We take NIH very seriously and originally began by attempting to revise existing protocols. We have some very specific complaints about existing federated web protocols:
• no support for private message (pubsubhubbub, anything atom-based)
• inability to move relationships when changing service
• no standard API for application interaction
by leaving each of these (and others) out of scope see: http://ostatus.org/sites/default/files/ostatus-1.0-draft-2-s... they have created an ecosystem unfriendly to developers (who have to approach each provider separately to work out auth schemes and APIs) and likely to lead to vendor lock-in (because relationships can't be transferred and basic features are implemented differently in each system).
This is valuable -- I'd recommend adding a page to your site that includes these types of critiques, it'd be useful for those working on or around those other protocols. And it'd give people who are interested in your work a URL they could send around when asked "why not just use salmon/webfinger/ostatus/whatever."

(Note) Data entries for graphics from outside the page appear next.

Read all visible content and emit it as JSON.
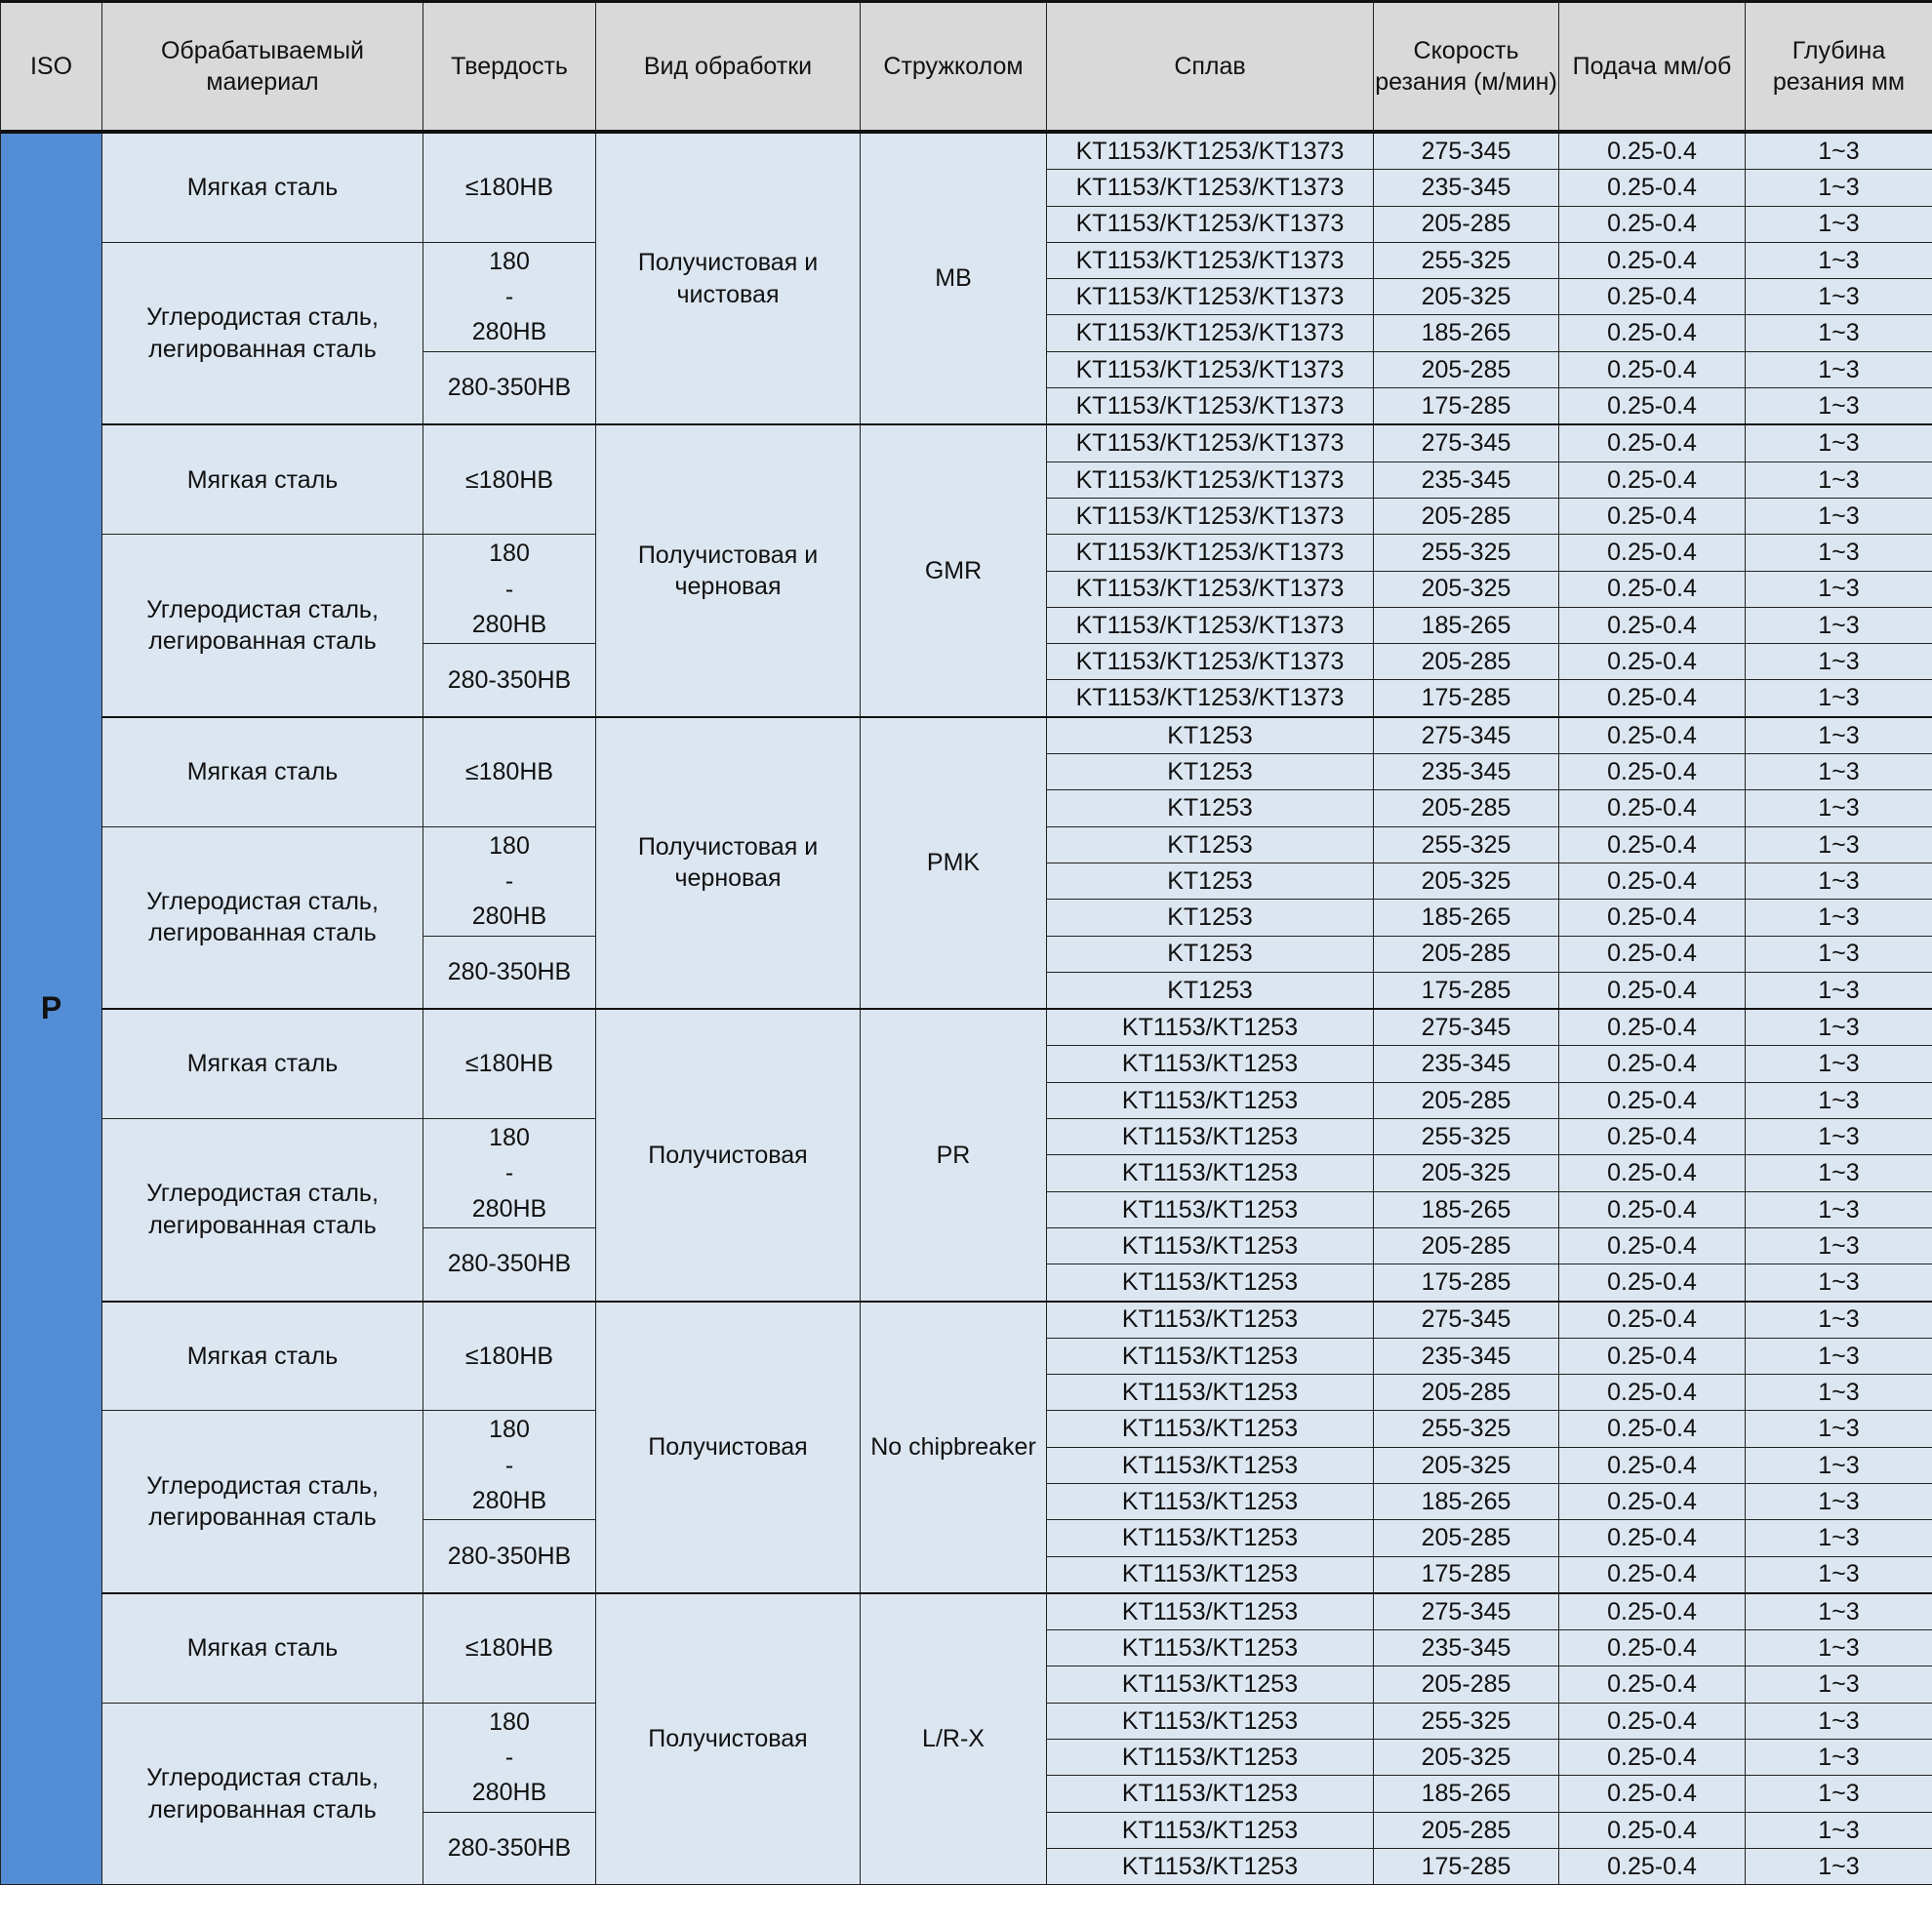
{
  "header": {
    "iso": "ISO",
    "material": "Обрабатываемый маиериал",
    "hardness": "Твердость",
    "process": "Вид обработки",
    "chipbreaker": "Стружколом",
    "alloy": "Сплав",
    "speed": "Скорость резания (м/мин)",
    "feed": "Подача мм/об",
    "depth": "Глубина резания мм"
  },
  "iso_group": "P",
  "materials": {
    "soft": "Мягкая сталь",
    "carbon": "Углеродистая сталь, легированная сталь"
  },
  "hardness": {
    "soft": "≤180HB",
    "mid_top": "180",
    "mid_dash": "-",
    "mid_bottom": "280HB",
    "hard": "280-350HB"
  },
  "speeds": [
    "275-345",
    "235-345",
    "205-285",
    "255-325",
    "205-325",
    "185-265",
    "205-285",
    "175-285"
  ],
  "feed": "0.25-0.4",
  "depth": "1~3",
  "groups": [
    {
      "chipbreaker": "MB",
      "process": "Получистовая и чистовая",
      "alloy": "KT1153/KT1253/KT1373"
    },
    {
      "chipbreaker": "GMR",
      "process": "Получистовая и черновая",
      "alloy": "KT1153/KT1253/KT1373"
    },
    {
      "chipbreaker": "PMK",
      "process": "Получистовая и черновая",
      "alloy": "KT1253"
    },
    {
      "chipbreaker": "PR",
      "process": "Получистовая",
      "alloy": "KT1153/KT1253"
    },
    {
      "chipbreaker": "No chipbreaker",
      "process": "Получистовая",
      "alloy": "KT1153/KT1253"
    },
    {
      "chipbreaker": "L/R-X",
      "process": "Получистовая",
      "alloy": "KT1153/KT1253"
    }
  ]
}
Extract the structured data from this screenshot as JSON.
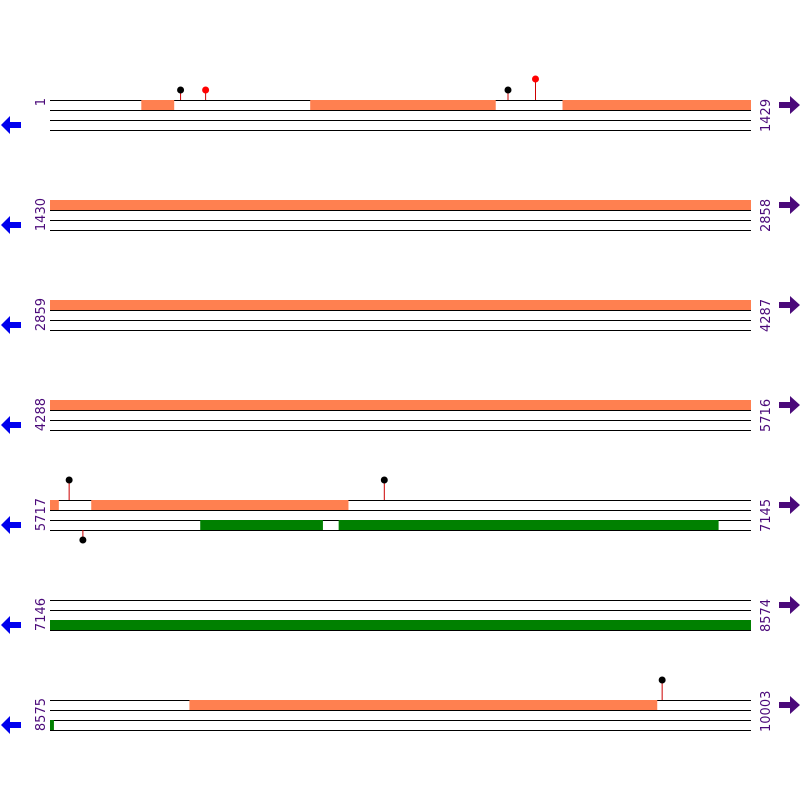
{
  "diagram": {
    "colors": {
      "strand": "#000000",
      "forward_feature": "#ff8050",
      "reverse_feature": "#008000",
      "stem": "#cc0000",
      "marker_black": "#000000",
      "marker_red": "#ff0000",
      "arrow_left": "#0000ee",
      "arrow_right": "#4b0a7a",
      "label": "#4b0a7a"
    },
    "icons": {
      "left": "arrow-left-icon",
      "right": "arrow-right-icon"
    },
    "rows": [
      {
        "start_label": "1",
        "end_label": "1429",
        "start": 1,
        "end": 1429,
        "forward": [
          [
            187,
            254
          ],
          [
            531,
            909
          ],
          [
            1045,
            1429
          ]
        ],
        "reverse": [],
        "markers": [
          {
            "pos": 267,
            "strand": "top",
            "color": "black",
            "height": "short"
          },
          {
            "pos": 318,
            "strand": "top",
            "color": "red",
            "height": "short"
          },
          {
            "pos": 934,
            "strand": "top",
            "color": "black",
            "height": "short"
          },
          {
            "pos": 990,
            "strand": "top",
            "color": "red",
            "height": "tall"
          }
        ]
      },
      {
        "start_label": "1430",
        "end_label": "2858",
        "start": 1430,
        "end": 2858,
        "forward": [
          [
            1430,
            2858
          ]
        ],
        "reverse": [],
        "markers": []
      },
      {
        "start_label": "2859",
        "end_label": "4287",
        "start": 2859,
        "end": 4287,
        "forward": [
          [
            2859,
            4287
          ]
        ],
        "reverse": [],
        "markers": []
      },
      {
        "start_label": "4288",
        "end_label": "5716",
        "start": 4288,
        "end": 5716,
        "forward": [
          [
            4288,
            5716
          ]
        ],
        "reverse": [],
        "markers": []
      },
      {
        "start_label": "5717",
        "end_label": "7145",
        "start": 5717,
        "end": 7145,
        "forward": [
          [
            5717,
            5735
          ],
          [
            5801,
            6325
          ]
        ],
        "reverse": [
          [
            6023,
            6273
          ],
          [
            6305,
            7079
          ]
        ],
        "markers": [
          {
            "pos": 5756,
            "strand": "top",
            "color": "black",
            "height": "medium"
          },
          {
            "pos": 6398,
            "strand": "top",
            "color": "black",
            "height": "medium"
          },
          {
            "pos": 5784,
            "strand": "bottom",
            "color": "black",
            "height": "short"
          }
        ]
      },
      {
        "start_label": "7146",
        "end_label": "8574",
        "start": 7146,
        "end": 8574,
        "forward": [],
        "reverse": [
          [
            7146,
            8574
          ]
        ],
        "markers": []
      },
      {
        "start_label": "8575",
        "end_label": "10003",
        "start": 8575,
        "end": 10003,
        "forward": [
          [
            8859,
            9812
          ]
        ],
        "reverse": [
          [
            8575,
            8583
          ]
        ],
        "markers": [
          {
            "pos": 9822,
            "strand": "top",
            "color": "black",
            "height": "medium"
          }
        ]
      }
    ]
  }
}
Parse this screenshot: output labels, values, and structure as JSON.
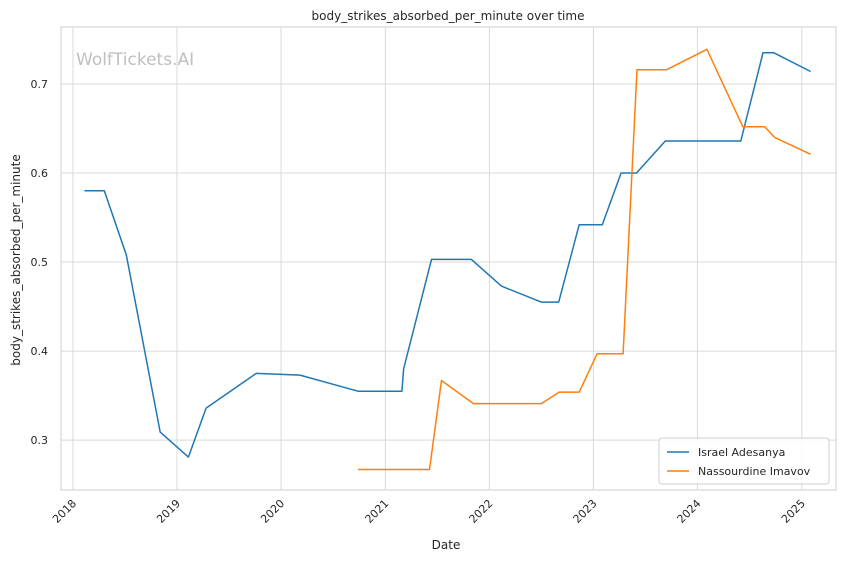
{
  "watermark": "WolfTickets.AI",
  "chart_data": {
    "type": "line",
    "title": "body_strikes_absorbed_per_minute over time",
    "xlabel": "Date",
    "ylabel": "body_strikes_absorbed_per_minute",
    "x_ticks": [
      "2018",
      "2019",
      "2020",
      "2021",
      "2022",
      "2023",
      "2024",
      "2025"
    ],
    "y_ticks": [
      "0.3",
      "0.4",
      "0.5",
      "0.6",
      "0.7"
    ],
    "xlim": [
      "2017-11-20",
      "2025-05-01"
    ],
    "ylim": [
      0.244,
      0.764
    ],
    "grid": true,
    "legend_position": "lower right",
    "series": [
      {
        "name": "Israel Adesanya",
        "color": "#1f77b4",
        "points": [
          [
            "2018-02-10",
            0.58
          ],
          [
            "2018-04-21",
            0.58
          ],
          [
            "2018-07-07",
            0.508
          ],
          [
            "2018-11-03",
            0.309
          ],
          [
            "2019-02-10",
            0.281
          ],
          [
            "2019-04-13",
            0.336
          ],
          [
            "2019-10-06",
            0.375
          ],
          [
            "2020-03-07",
            0.373
          ],
          [
            "2020-09-27",
            0.355
          ],
          [
            "2021-02-28",
            0.355
          ],
          [
            "2021-03-06",
            0.38
          ],
          [
            "2021-06-12",
            0.503
          ],
          [
            "2021-10-30",
            0.503
          ],
          [
            "2022-02-12",
            0.473
          ],
          [
            "2022-07-02",
            0.455
          ],
          [
            "2022-09-01",
            0.455
          ],
          [
            "2022-11-12",
            0.542
          ],
          [
            "2023-02-01",
            0.542
          ],
          [
            "2023-04-08",
            0.6
          ],
          [
            "2023-06-01",
            0.6
          ],
          [
            "2023-09-10",
            0.636
          ],
          [
            "2024-06-01",
            0.636
          ],
          [
            "2024-08-18",
            0.735
          ],
          [
            "2024-09-25",
            0.735
          ],
          [
            "2025-02-01",
            0.714
          ]
        ]
      },
      {
        "name": "Nassourdine Imavov",
        "color": "#ff7f0e",
        "points": [
          [
            "2020-09-27",
            0.267
          ],
          [
            "2021-06-05",
            0.267
          ],
          [
            "2021-07-17",
            0.367
          ],
          [
            "2021-11-06",
            0.341
          ],
          [
            "2022-07-02",
            0.341
          ],
          [
            "2022-09-03",
            0.354
          ],
          [
            "2022-11-12",
            0.354
          ],
          [
            "2023-01-14",
            0.397
          ],
          [
            "2023-04-15",
            0.397
          ],
          [
            "2023-06-03",
            0.716
          ],
          [
            "2023-09-15",
            0.716
          ],
          [
            "2024-02-03",
            0.739
          ],
          [
            "2024-06-08",
            0.652
          ],
          [
            "2024-08-24",
            0.652
          ],
          [
            "2024-09-28",
            0.64
          ],
          [
            "2025-02-01",
            0.621
          ]
        ]
      }
    ]
  }
}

Thanks, that's a good note. We didn't want it to seem like we were attacking the other protocols (all of which have had success, have clear use cases, and we owe some debt to for paving the way), but we should make our reasoning clearer to the community. Will do.
Please this! There are so many [dropbox/facebook/twitter]-clones that claim to be different that reinvent things and use poorly designed in-house protocols and I eventually got so tired of them that I mostly ignore them now.
And what about XMPP? It has private messages. If run in a similar way to tent (single user per server/domain?) then switching service provider is exactly the same. "No standard API" ... isn't the protocol an API?
* for messaging why would you not use xmpp and/or smtp?
As for using http -- I'd say http makes good sense for getting, sending and receiving documents -- like text and images. It makes it fairly easy to implement a REST-like architecture.
As for things that have been tried before, we have ping backs -- that IMNHO never really worked. And there's Diaspora that have yet to come up with a stable protocol -- and have an implementation that is pretty badly broken.
It's also a good illustration of going the "full http" route: publishing becomes easy; interaction (server to server) becomes hard if you want to have any kind of security in place.